Many people in Florida get solicited and opt to install solar panels in their home to reduce their electric bills. It’s not uncommon for the cost of the solar panels to be in the $30,000 range with relatively high interest rates.
The contracts usually last for 20 years. With interest, the solar panels end up costing closer to $40,000 once its paid in full. So, it’s not a small investment. There are a lot of customers who end up having buyers’ remorse after that purchase.
Most of the solar panel companies will file what is called a UCC (Uniform Commercial Code) statement with the secretary of state to notify other creditors that there is a secured lien on their property. It creates a lien against the collateral so if your home is sold, their lien gets paid off. It also ensures that their collateral is not sold or not used as collateral for another loan. They typically use language in their financial statement that protects the rooftop solar panels, batteries, cables, wires, support brackets, and ground mounted racking systems and secures the solar system only.

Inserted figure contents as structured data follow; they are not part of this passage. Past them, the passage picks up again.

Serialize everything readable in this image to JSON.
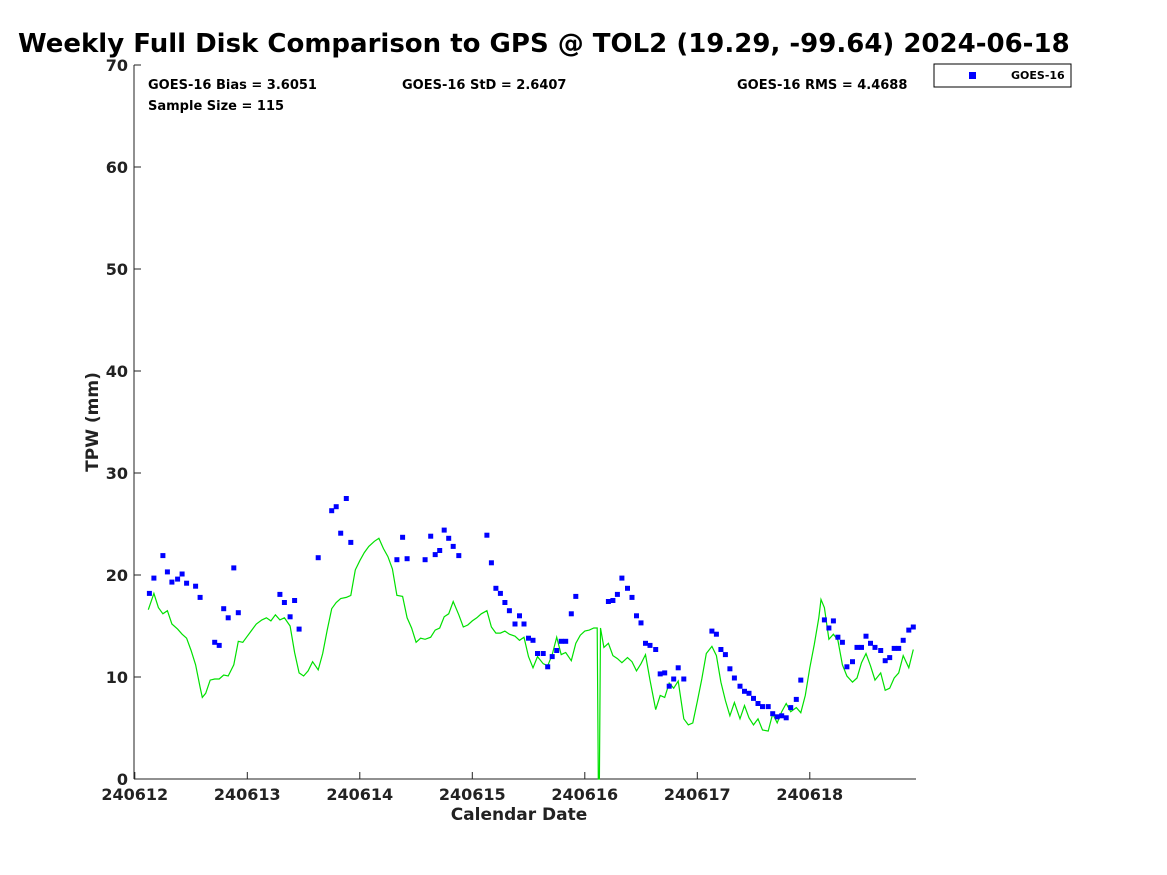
{
  "chart_data": {
    "type": "scatter",
    "title": "Weekly Full Disk Comparison to GPS @ TOL2 (19.29, -99.64) 2024-06-18",
    "xlabel": "Calendar Date",
    "ylabel": "TPW (mm)",
    "xlim": [
      240612,
      240619
    ],
    "ylim": [
      0,
      70
    ],
    "x_ticks": [
      "240612",
      "240613",
      "240614",
      "240615",
      "240616",
      "240617",
      "240618"
    ],
    "y_ticks": [
      "0",
      "10",
      "20",
      "30",
      "40",
      "50",
      "60",
      "70"
    ],
    "grid": false,
    "legend_position": "top-right outside plot",
    "stats": {
      "bias": "GOES-16 Bias = 3.6051",
      "std": "GOES-16 StD = 2.6407",
      "rms": "GOES-16 RMS = 4.4688",
      "sample": "Sample Size = 115"
    },
    "series": [
      {
        "name": "GOES-16",
        "kind": "scatter",
        "color": "#0000ff",
        "marker": "square",
        "points": [
          [
            0.13,
            18.2
          ],
          [
            0.17,
            19.7
          ],
          [
            0.25,
            21.9
          ],
          [
            0.29,
            20.3
          ],
          [
            0.33,
            19.3
          ],
          [
            0.38,
            19.6
          ],
          [
            0.42,
            20.1
          ],
          [
            0.46,
            19.2
          ],
          [
            0.54,
            18.9
          ],
          [
            0.58,
            17.8
          ],
          [
            0.71,
            13.4
          ],
          [
            0.75,
            13.1
          ],
          [
            0.79,
            16.7
          ],
          [
            0.83,
            15.8
          ],
          [
            0.88,
            20.7
          ],
          [
            0.92,
            16.3
          ],
          [
            1.29,
            18.1
          ],
          [
            1.33,
            17.3
          ],
          [
            1.38,
            15.9
          ],
          [
            1.42,
            17.5
          ],
          [
            1.46,
            14.7
          ],
          [
            1.63,
            21.7
          ],
          [
            1.75,
            26.3
          ],
          [
            1.79,
            26.7
          ],
          [
            1.83,
            24.1
          ],
          [
            1.88,
            27.5
          ],
          [
            1.92,
            23.2
          ],
          [
            2.33,
            21.5
          ],
          [
            2.38,
            23.7
          ],
          [
            2.42,
            21.6
          ],
          [
            2.58,
            21.5
          ],
          [
            2.63,
            23.8
          ],
          [
            2.67,
            22.0
          ],
          [
            2.71,
            22.4
          ],
          [
            2.75,
            24.4
          ],
          [
            2.79,
            23.6
          ],
          [
            2.83,
            22.8
          ],
          [
            2.88,
            21.9
          ],
          [
            3.13,
            23.9
          ],
          [
            3.17,
            21.2
          ],
          [
            3.21,
            18.7
          ],
          [
            3.25,
            18.2
          ],
          [
            3.29,
            17.3
          ],
          [
            3.33,
            16.5
          ],
          [
            3.38,
            15.2
          ],
          [
            3.42,
            16.0
          ],
          [
            3.46,
            15.2
          ],
          [
            3.5,
            13.8
          ],
          [
            3.54,
            13.6
          ],
          [
            3.58,
            12.3
          ],
          [
            3.63,
            12.3
          ],
          [
            3.67,
            11.0
          ],
          [
            3.71,
            12.0
          ],
          [
            3.75,
            12.6
          ],
          [
            3.79,
            13.5
          ],
          [
            3.83,
            13.5
          ],
          [
            3.88,
            16.2
          ],
          [
            3.92,
            17.9
          ],
          [
            4.21,
            17.4
          ],
          [
            4.25,
            17.5
          ],
          [
            4.29,
            18.1
          ],
          [
            4.33,
            19.7
          ],
          [
            4.38,
            18.7
          ],
          [
            4.42,
            17.8
          ],
          [
            4.46,
            16.0
          ],
          [
            4.5,
            15.3
          ],
          [
            4.54,
            13.3
          ],
          [
            4.58,
            13.1
          ],
          [
            4.63,
            12.7
          ],
          [
            4.67,
            10.3
          ],
          [
            4.71,
            10.4
          ],
          [
            4.75,
            9.1
          ],
          [
            4.79,
            9.8
          ],
          [
            4.83,
            10.9
          ],
          [
            4.88,
            9.8
          ],
          [
            5.13,
            14.5
          ],
          [
            5.17,
            14.2
          ],
          [
            5.21,
            12.7
          ],
          [
            5.25,
            12.2
          ],
          [
            5.29,
            10.8
          ],
          [
            5.33,
            9.9
          ],
          [
            5.38,
            9.1
          ],
          [
            5.42,
            8.6
          ],
          [
            5.46,
            8.4
          ],
          [
            5.5,
            7.9
          ],
          [
            5.54,
            7.4
          ],
          [
            5.58,
            7.1
          ],
          [
            5.63,
            7.1
          ],
          [
            5.67,
            6.4
          ],
          [
            5.71,
            6.1
          ],
          [
            5.75,
            6.2
          ],
          [
            5.79,
            6.0
          ],
          [
            5.83,
            7.0
          ],
          [
            5.88,
            7.8
          ],
          [
            5.92,
            9.7
          ],
          [
            6.13,
            15.6
          ],
          [
            6.17,
            14.8
          ],
          [
            6.21,
            15.5
          ],
          [
            6.25,
            13.9
          ],
          [
            6.29,
            13.4
          ],
          [
            6.33,
            11.0
          ],
          [
            6.38,
            11.5
          ],
          [
            6.42,
            12.9
          ],
          [
            6.46,
            12.9
          ],
          [
            6.5,
            14.0
          ],
          [
            6.54,
            13.3
          ],
          [
            6.58,
            12.9
          ],
          [
            6.63,
            12.6
          ],
          [
            6.67,
            11.6
          ],
          [
            6.71,
            11.9
          ],
          [
            6.75,
            12.8
          ],
          [
            6.79,
            12.8
          ],
          [
            6.83,
            13.6
          ],
          [
            6.88,
            14.6
          ],
          [
            6.92,
            14.9
          ]
        ]
      },
      {
        "name": "GPS",
        "kind": "line",
        "color": "#00e000",
        "points": [
          [
            0.12,
            16.6
          ],
          [
            0.17,
            18.2
          ],
          [
            0.21,
            16.8
          ],
          [
            0.25,
            16.2
          ],
          [
            0.29,
            16.5
          ],
          [
            0.33,
            15.2
          ],
          [
            0.38,
            14.7
          ],
          [
            0.42,
            14.2
          ],
          [
            0.46,
            13.8
          ],
          [
            0.5,
            12.6
          ],
          [
            0.54,
            11.2
          ],
          [
            0.58,
            9.0
          ],
          [
            0.6,
            8.0
          ],
          [
            0.63,
            8.4
          ],
          [
            0.67,
            9.7
          ],
          [
            0.71,
            9.8
          ],
          [
            0.75,
            9.8
          ],
          [
            0.79,
            10.2
          ],
          [
            0.83,
            10.1
          ],
          [
            0.88,
            11.2
          ],
          [
            0.92,
            13.5
          ],
          [
            0.96,
            13.4
          ],
          [
            1.0,
            14.0
          ],
          [
            1.04,
            14.6
          ],
          [
            1.08,
            15.2
          ],
          [
            1.13,
            15.6
          ],
          [
            1.17,
            15.8
          ],
          [
            1.21,
            15.5
          ],
          [
            1.25,
            16.1
          ],
          [
            1.29,
            15.6
          ],
          [
            1.33,
            15.8
          ],
          [
            1.38,
            15.0
          ],
          [
            1.42,
            12.4
          ],
          [
            1.46,
            10.4
          ],
          [
            1.5,
            10.1
          ],
          [
            1.54,
            10.6
          ],
          [
            1.58,
            11.5
          ],
          [
            1.63,
            10.7
          ],
          [
            1.67,
            12.3
          ],
          [
            1.71,
            14.6
          ],
          [
            1.75,
            16.7
          ],
          [
            1.79,
            17.3
          ],
          [
            1.83,
            17.7
          ],
          [
            1.88,
            17.8
          ],
          [
            1.92,
            18.0
          ],
          [
            1.96,
            20.5
          ],
          [
            2.0,
            21.4
          ],
          [
            2.04,
            22.2
          ],
          [
            2.08,
            22.8
          ],
          [
            2.13,
            23.3
          ],
          [
            2.17,
            23.6
          ],
          [
            2.21,
            22.6
          ],
          [
            2.25,
            21.8
          ],
          [
            2.29,
            20.6
          ],
          [
            2.33,
            18.0
          ],
          [
            2.38,
            17.9
          ],
          [
            2.42,
            15.8
          ],
          [
            2.46,
            14.8
          ],
          [
            2.5,
            13.4
          ],
          [
            2.54,
            13.8
          ],
          [
            2.58,
            13.7
          ],
          [
            2.63,
            13.9
          ],
          [
            2.67,
            14.6
          ],
          [
            2.71,
            14.8
          ],
          [
            2.75,
            15.9
          ],
          [
            2.79,
            16.2
          ],
          [
            2.83,
            17.4
          ],
          [
            2.88,
            16.1
          ],
          [
            2.92,
            14.9
          ],
          [
            2.96,
            15.1
          ],
          [
            3.0,
            15.5
          ],
          [
            3.04,
            15.8
          ],
          [
            3.08,
            16.2
          ],
          [
            3.13,
            16.5
          ],
          [
            3.17,
            14.9
          ],
          [
            3.21,
            14.3
          ],
          [
            3.25,
            14.3
          ],
          [
            3.29,
            14.5
          ],
          [
            3.33,
            14.2
          ],
          [
            3.38,
            14.0
          ],
          [
            3.42,
            13.6
          ],
          [
            3.46,
            13.9
          ],
          [
            3.5,
            12.0
          ],
          [
            3.54,
            10.9
          ],
          [
            3.58,
            12.0
          ],
          [
            3.63,
            11.3
          ],
          [
            3.67,
            11.1
          ],
          [
            3.71,
            12.2
          ],
          [
            3.75,
            13.9
          ],
          [
            3.79,
            12.2
          ],
          [
            3.83,
            12.4
          ],
          [
            3.88,
            11.6
          ],
          [
            3.92,
            13.3
          ],
          [
            3.96,
            14.1
          ],
          [
            4.0,
            14.5
          ],
          [
            4.04,
            14.6
          ],
          [
            4.08,
            14.8
          ],
          [
            4.11,
            14.8
          ],
          [
            4.12,
            0.0
          ],
          [
            4.13,
            0.0
          ],
          [
            4.14,
            14.8
          ],
          [
            4.17,
            12.9
          ],
          [
            4.21,
            13.3
          ],
          [
            4.25,
            12.1
          ],
          [
            4.29,
            11.8
          ],
          [
            4.33,
            11.4
          ],
          [
            4.38,
            11.9
          ],
          [
            4.42,
            11.5
          ],
          [
            4.46,
            10.6
          ],
          [
            4.5,
            11.3
          ],
          [
            4.54,
            12.2
          ],
          [
            4.58,
            9.7
          ],
          [
            4.63,
            6.8
          ],
          [
            4.67,
            8.2
          ],
          [
            4.71,
            8.0
          ],
          [
            4.75,
            9.4
          ],
          [
            4.79,
            8.9
          ],
          [
            4.83,
            9.6
          ],
          [
            4.88,
            5.9
          ],
          [
            4.92,
            5.3
          ],
          [
            4.96,
            5.5
          ],
          [
            5.0,
            7.6
          ],
          [
            5.04,
            9.8
          ],
          [
            5.08,
            12.3
          ],
          [
            5.13,
            13.0
          ],
          [
            5.17,
            12.1
          ],
          [
            5.21,
            9.5
          ],
          [
            5.25,
            7.7
          ],
          [
            5.29,
            6.2
          ],
          [
            5.33,
            7.5
          ],
          [
            5.38,
            5.9
          ],
          [
            5.42,
            7.2
          ],
          [
            5.46,
            6.0
          ],
          [
            5.5,
            5.3
          ],
          [
            5.54,
            5.9
          ],
          [
            5.58,
            4.8
          ],
          [
            5.63,
            4.7
          ],
          [
            5.67,
            6.4
          ],
          [
            5.71,
            5.5
          ],
          [
            5.75,
            6.6
          ],
          [
            5.79,
            7.4
          ],
          [
            5.83,
            6.6
          ],
          [
            5.88,
            7.0
          ],
          [
            5.92,
            6.5
          ],
          [
            5.96,
            8.2
          ],
          [
            6.0,
            10.9
          ],
          [
            6.04,
            13.2
          ],
          [
            6.08,
            15.8
          ],
          [
            6.1,
            17.6
          ],
          [
            6.13,
            16.8
          ],
          [
            6.17,
            13.7
          ],
          [
            6.21,
            14.2
          ],
          [
            6.25,
            13.6
          ],
          [
            6.29,
            11.2
          ],
          [
            6.33,
            10.1
          ],
          [
            6.38,
            9.5
          ],
          [
            6.42,
            9.9
          ],
          [
            6.46,
            11.4
          ],
          [
            6.5,
            12.3
          ],
          [
            6.54,
            11.1
          ],
          [
            6.58,
            9.7
          ],
          [
            6.63,
            10.4
          ],
          [
            6.67,
            8.7
          ],
          [
            6.71,
            8.9
          ],
          [
            6.75,
            9.9
          ],
          [
            6.79,
            10.4
          ],
          [
            6.83,
            12.1
          ],
          [
            6.88,
            10.9
          ],
          [
            6.92,
            12.7
          ]
        ]
      }
    ]
  }
}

If you no longer want the solar panels, then bankruptcy will afford you some options. You can surrender the solar panels and system and see if the company will come and remove them. Another option would be to see if they send a reaffirmation agreement and try to renegotiate the terms of the loan. Alternatively a Chapter 13 case is where you can file a motion to value the panels so that you are paying back the value of the system instead of what you actually owe on it. This might also reduce your interest rate.
The only way to satisfy the UCC lien is to pay off the debt. UCC filings expire every five years.